Il y a des états qui témoignent d’une activité psychique qui ne se confond pas avec la conscience.  Ainsi, avec des oublis, de la distraction, des évanouissements ou encore des rêves, l’homme semble vivre dans un état d’inconscience. Il y aura donc une part psychique en moi qui m’échappe.  Lorsqu’ j’ai conscience « que » je suis, je n’ai pas nécessairement conscience « de ce que » je suis ; cette conscience n’est pas une identification. Ainsi, selon Kant au paragraphe 25 de la Critique de la Raison Pure : «  la conscience de soi-même n’est donc pas encore, il s’en faut, une connaissance de soi. » Quelle est donc cette part de mon psychisme qui échappe à ma conscience ? Est-ce le moment d’une conscience mal éveillée, peu attentive, encore confuse ? En ce sens, ce qui échappe au moi désigne un degré moindre de la conscience, c’est-à-dire une forme d’inconscience. Mais n’y a-t-il pas quelque chose qui résiste cependant à toute attention soutenue et de la conscience ?

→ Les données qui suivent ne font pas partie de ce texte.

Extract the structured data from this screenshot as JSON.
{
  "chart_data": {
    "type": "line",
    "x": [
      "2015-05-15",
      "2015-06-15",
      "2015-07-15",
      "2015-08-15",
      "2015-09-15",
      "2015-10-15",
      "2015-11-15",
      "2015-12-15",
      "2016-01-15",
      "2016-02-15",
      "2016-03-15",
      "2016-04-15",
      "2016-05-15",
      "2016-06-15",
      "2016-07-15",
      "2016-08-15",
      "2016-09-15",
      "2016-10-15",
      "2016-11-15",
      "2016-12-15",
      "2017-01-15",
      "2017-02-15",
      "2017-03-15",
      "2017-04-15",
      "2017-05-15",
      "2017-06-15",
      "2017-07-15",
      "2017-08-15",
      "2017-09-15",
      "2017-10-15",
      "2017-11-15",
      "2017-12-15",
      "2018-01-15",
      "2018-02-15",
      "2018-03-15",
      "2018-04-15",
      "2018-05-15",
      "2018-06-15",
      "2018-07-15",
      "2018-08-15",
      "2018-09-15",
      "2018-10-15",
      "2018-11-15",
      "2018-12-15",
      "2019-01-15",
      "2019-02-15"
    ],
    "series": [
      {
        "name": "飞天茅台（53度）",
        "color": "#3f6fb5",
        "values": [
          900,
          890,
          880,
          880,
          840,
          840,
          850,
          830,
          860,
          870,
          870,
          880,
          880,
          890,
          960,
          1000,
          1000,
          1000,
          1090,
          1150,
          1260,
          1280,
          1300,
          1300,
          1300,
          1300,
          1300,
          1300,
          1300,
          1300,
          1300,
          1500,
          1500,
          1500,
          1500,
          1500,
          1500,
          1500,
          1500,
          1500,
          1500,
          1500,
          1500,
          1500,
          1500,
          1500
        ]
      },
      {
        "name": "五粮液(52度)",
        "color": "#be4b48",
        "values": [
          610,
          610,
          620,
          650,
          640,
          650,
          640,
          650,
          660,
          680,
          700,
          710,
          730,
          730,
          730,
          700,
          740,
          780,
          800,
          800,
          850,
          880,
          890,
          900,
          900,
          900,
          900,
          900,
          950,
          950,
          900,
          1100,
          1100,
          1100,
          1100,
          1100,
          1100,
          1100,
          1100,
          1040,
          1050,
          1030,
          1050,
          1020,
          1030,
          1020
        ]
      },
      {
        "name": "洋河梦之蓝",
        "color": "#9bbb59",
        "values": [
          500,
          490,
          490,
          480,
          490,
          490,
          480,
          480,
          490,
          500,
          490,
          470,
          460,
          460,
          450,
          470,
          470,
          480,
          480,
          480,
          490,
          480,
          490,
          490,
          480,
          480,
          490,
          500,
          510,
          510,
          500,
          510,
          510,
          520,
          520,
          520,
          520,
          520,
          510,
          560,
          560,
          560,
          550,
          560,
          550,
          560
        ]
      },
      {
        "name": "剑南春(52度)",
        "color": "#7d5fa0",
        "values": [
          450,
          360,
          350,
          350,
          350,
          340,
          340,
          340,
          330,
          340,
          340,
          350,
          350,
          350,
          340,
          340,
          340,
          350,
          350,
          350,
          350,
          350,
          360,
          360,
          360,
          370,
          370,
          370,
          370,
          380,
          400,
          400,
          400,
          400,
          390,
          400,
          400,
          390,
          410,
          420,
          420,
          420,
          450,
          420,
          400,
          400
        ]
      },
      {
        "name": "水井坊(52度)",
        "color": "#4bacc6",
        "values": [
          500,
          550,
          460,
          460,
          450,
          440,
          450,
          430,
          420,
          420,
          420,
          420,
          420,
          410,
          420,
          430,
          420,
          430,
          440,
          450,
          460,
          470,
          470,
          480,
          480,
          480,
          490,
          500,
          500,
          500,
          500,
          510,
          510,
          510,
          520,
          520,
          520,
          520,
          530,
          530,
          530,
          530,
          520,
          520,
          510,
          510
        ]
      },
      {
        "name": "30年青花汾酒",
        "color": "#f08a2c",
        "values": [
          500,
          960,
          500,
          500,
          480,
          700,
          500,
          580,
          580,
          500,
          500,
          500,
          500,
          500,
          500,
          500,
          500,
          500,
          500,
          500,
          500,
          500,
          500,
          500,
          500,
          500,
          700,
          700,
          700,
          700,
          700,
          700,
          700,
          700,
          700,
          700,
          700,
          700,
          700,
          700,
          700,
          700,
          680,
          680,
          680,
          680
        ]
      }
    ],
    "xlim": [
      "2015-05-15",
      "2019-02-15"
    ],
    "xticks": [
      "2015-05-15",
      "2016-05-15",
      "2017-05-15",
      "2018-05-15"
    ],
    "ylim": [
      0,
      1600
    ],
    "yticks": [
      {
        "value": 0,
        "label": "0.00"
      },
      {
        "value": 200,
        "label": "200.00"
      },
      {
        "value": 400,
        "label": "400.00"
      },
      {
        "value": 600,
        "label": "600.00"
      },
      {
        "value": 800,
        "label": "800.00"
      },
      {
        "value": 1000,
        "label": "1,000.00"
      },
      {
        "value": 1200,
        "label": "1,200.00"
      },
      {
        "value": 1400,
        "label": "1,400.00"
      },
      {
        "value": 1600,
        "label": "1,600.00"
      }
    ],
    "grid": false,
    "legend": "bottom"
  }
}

Avec Freud, l’inconscient est considéré comme une entité psychique radicalement différente, indépendante de la conscience, une faculté dynamique qui n’est pas seulement son négatif ou encore l’inconnu d’ordre corporel que l’on a oublié. Pour montrer l’action de l’inconscient dans la vie courante de tout homme, il expose dans son Introduction à la psychanalyse une histoire arrivée à un jeune homme. Celui-ci ne sait plus où il a rangé le cadeau reçu de son épouse avec qui il est en froid. Mais lorsque que son éprouve lui prouve son dévouement en soignant sa mère, il retrouve comme par hasard le cadeau «  perdu » dans un tiroir de son bureau. L’oubli n’est donc pas volontaire, mais semble provoqué inconsciemment par les relations du couple.  Dès lors, si l’importe qui peut être déterminé par des processus inconscients, comment la liberté peut-elle être possible ?

B-    L’analyse comme libération

La psychanalyse telle que l’a inventé Freud n’a pas pour but d’enfermer l’homme dans un déterminisme psychologique, mais au contraire se soigner en libérant ses pulsions destructrices. Pour ce faire, la cure psychanalytique place le patient dans un dialogue avec un autre, le psychanalyste, qui a pour effet d’amener par un dialogue maïeutique le patient à prendre conscience de certains de ses désirs, de certains états inconscients susceptibles d’engager des névroses. L’objectif n’est pas de permettre ensuite d’assouvir tous ses désirs sans retenue, mais au contraire de mieux se connaitre afin de concilier sciemment principe de plaisir et principe de réalité. Le patient n’est plus soumis à ses pulsions inconscientes destructrices. En ce sens, Ricœur dit que «  « l’analyste est un accoucheur de liberté ». Prendre conscience de soi par l’acceptation qu’il existe une part d’inconnu en nous, c’est prendre le chemin de la liberté. Ici, prendre conscience de soi ne signifie pas découvrir une vérité, mais découvrir ce qui fait sens pour nous, c’est-à-dire ce qui nous meut, ce qui donne «  un sens à la vie », ce qui nous oriente, nous donne une direction.

Conclusion :

La conscience de soi rend-elle libre ? Oui dans la mesure où elle est constitutive du sujet, et donc du pouvoir de s’autodéterminer. Mais «  prendre » conscience de soi semble présupposer la possibilité d’agir librement : c’est en transmettant la nature que l’on prend conscience de ses compétences. Cependant, l’homme semble encore prisonnier d’un certain déterminisme psychologique œuvrant par l’effet refoulant de l’inconscient. En ce sens, seule l’analyse permet de s’en libérer : c’est alors la conscience de soi en tant qu’être doté d’un inconscient qui pourrait rendre libre.